O instituto é comandado pelo filho do artista, o engenheiro aposentado Lula Cardoso Ayres Filho, e sua esposa Regina Ayres Cardoso Ayres, artista plástica. Ele conta que a criação do espaço já vinha sendo gestada com seu pai ainda em vida, como forma de preservar e divulgar a obra dele. Mas foi somente em 1990 que o museu começou a ser projetado. A abertura ao público se deu três anos depois e, em 1996, teve início a série de exposições Lula Cardos Ayres, Vida e Obra, que tem sua sétima edição Lula e as Lendas e Assombrações do Nosso Povo prevista para acontecer neste primeiro semestre.

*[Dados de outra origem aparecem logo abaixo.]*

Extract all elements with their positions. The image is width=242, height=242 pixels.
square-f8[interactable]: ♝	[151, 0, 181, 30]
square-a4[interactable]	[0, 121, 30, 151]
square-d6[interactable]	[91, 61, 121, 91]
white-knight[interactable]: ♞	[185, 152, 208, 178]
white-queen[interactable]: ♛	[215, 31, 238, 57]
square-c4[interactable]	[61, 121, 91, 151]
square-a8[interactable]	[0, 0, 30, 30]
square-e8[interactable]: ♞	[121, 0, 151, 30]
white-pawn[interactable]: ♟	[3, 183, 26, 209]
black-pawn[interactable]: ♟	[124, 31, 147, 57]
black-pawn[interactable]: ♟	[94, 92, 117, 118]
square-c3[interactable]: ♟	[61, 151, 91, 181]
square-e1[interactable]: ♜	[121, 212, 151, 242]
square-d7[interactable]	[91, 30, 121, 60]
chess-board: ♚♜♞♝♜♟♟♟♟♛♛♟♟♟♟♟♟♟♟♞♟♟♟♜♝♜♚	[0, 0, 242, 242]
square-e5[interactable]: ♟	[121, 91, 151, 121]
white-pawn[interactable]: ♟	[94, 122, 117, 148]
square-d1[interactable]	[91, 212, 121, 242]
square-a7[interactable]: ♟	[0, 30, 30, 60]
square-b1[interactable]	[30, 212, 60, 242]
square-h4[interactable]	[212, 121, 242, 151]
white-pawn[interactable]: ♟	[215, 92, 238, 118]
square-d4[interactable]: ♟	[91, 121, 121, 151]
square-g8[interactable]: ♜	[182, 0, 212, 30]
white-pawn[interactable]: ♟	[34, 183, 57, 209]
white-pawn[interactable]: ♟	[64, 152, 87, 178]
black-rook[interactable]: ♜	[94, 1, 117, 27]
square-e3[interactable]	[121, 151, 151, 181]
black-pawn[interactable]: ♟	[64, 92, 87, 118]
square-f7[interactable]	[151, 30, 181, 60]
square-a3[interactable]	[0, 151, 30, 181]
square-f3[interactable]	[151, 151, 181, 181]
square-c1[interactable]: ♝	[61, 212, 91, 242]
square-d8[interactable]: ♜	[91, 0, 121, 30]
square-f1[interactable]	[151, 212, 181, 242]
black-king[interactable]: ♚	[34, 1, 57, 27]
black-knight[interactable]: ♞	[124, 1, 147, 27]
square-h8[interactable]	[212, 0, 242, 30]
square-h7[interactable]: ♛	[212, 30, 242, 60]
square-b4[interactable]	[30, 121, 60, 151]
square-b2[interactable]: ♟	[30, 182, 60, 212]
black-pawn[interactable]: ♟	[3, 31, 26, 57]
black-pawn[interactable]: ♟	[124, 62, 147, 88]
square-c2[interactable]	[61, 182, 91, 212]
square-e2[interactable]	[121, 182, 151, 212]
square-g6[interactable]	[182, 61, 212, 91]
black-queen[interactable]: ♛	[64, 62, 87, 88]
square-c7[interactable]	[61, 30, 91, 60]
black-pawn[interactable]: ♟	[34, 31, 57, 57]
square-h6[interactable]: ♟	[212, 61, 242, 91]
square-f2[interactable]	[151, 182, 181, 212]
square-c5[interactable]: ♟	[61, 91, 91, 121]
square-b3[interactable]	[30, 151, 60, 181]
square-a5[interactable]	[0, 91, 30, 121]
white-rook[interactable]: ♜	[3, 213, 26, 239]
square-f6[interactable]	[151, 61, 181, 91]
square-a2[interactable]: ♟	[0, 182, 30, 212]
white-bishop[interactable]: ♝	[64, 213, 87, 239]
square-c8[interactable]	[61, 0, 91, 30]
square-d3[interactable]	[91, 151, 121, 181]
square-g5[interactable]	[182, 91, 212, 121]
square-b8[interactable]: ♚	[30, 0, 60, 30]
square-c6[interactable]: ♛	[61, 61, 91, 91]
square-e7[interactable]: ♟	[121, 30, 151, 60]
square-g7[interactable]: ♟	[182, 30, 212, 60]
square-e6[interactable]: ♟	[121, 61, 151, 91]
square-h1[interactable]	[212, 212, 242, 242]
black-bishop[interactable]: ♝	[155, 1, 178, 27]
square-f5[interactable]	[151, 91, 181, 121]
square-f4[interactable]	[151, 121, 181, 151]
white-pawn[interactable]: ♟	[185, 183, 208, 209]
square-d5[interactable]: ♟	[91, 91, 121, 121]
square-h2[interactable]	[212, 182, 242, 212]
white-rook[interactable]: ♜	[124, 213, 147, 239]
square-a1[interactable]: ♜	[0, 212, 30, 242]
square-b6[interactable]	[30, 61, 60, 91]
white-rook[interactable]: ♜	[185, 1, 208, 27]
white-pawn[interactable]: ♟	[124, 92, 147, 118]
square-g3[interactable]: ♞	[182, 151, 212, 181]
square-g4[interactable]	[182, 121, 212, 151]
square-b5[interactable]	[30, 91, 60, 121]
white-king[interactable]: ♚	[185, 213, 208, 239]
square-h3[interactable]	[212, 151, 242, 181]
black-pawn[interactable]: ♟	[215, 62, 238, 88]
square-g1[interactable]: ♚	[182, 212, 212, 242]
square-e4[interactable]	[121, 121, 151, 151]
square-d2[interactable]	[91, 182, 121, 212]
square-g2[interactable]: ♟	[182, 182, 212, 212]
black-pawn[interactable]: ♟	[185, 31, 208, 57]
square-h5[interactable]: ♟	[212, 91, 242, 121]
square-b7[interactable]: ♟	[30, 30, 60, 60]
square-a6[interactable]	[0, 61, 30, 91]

Apesar do reconhecimento alcançado com o público, artistas e pesquisadores, as dificuldades financeiras do local são a preocupação constante do casal, que tem contado com o apoio da Chesf para a realização das exposições. A agência Mart Pet cuida da criação de logomarcas e material publicitário e a gráfica FacForm, da confecção de toda produção impressa. Uma ajuda e tanto ao que é considerado o maior museu privado do Brasil dedicado a um único artista, e que anda meio esquecido pelos pernambucanos em geral. Os obstáculos, no entanto, não têm limitado os movimentos do instituto, que espera chegar a bem mais pessoas por meio do www.lulacardosoayres.com.br.

Nascido no Recife de 1910, Lula Cardoso Ayres inicia seus estudos de desenho e pintura com Heinrich Moser. Em 1925, com 15 anos, se muda para Paris, onde convive com a vanguarda da arte moderna. De volta ao Brasil, passa a ser aluno da Escola Nacional de Belas Artes, no Rio de Janeiro. O período marca sua amizade com Cândido Portinari, que exerceria grande influência sobre sua arte. Novamente em Pernambuco, se muda para a Zona da Mata para ajudar o pai na administração da usina da família. A partir de 1946 fixa residência permanente em Recife. Seu primeiro trabalho data de 1921 - a imagem de um casal feita em aquarela e nanquim. O último é um quadro inacabado de 1987, ano de seu falecimento.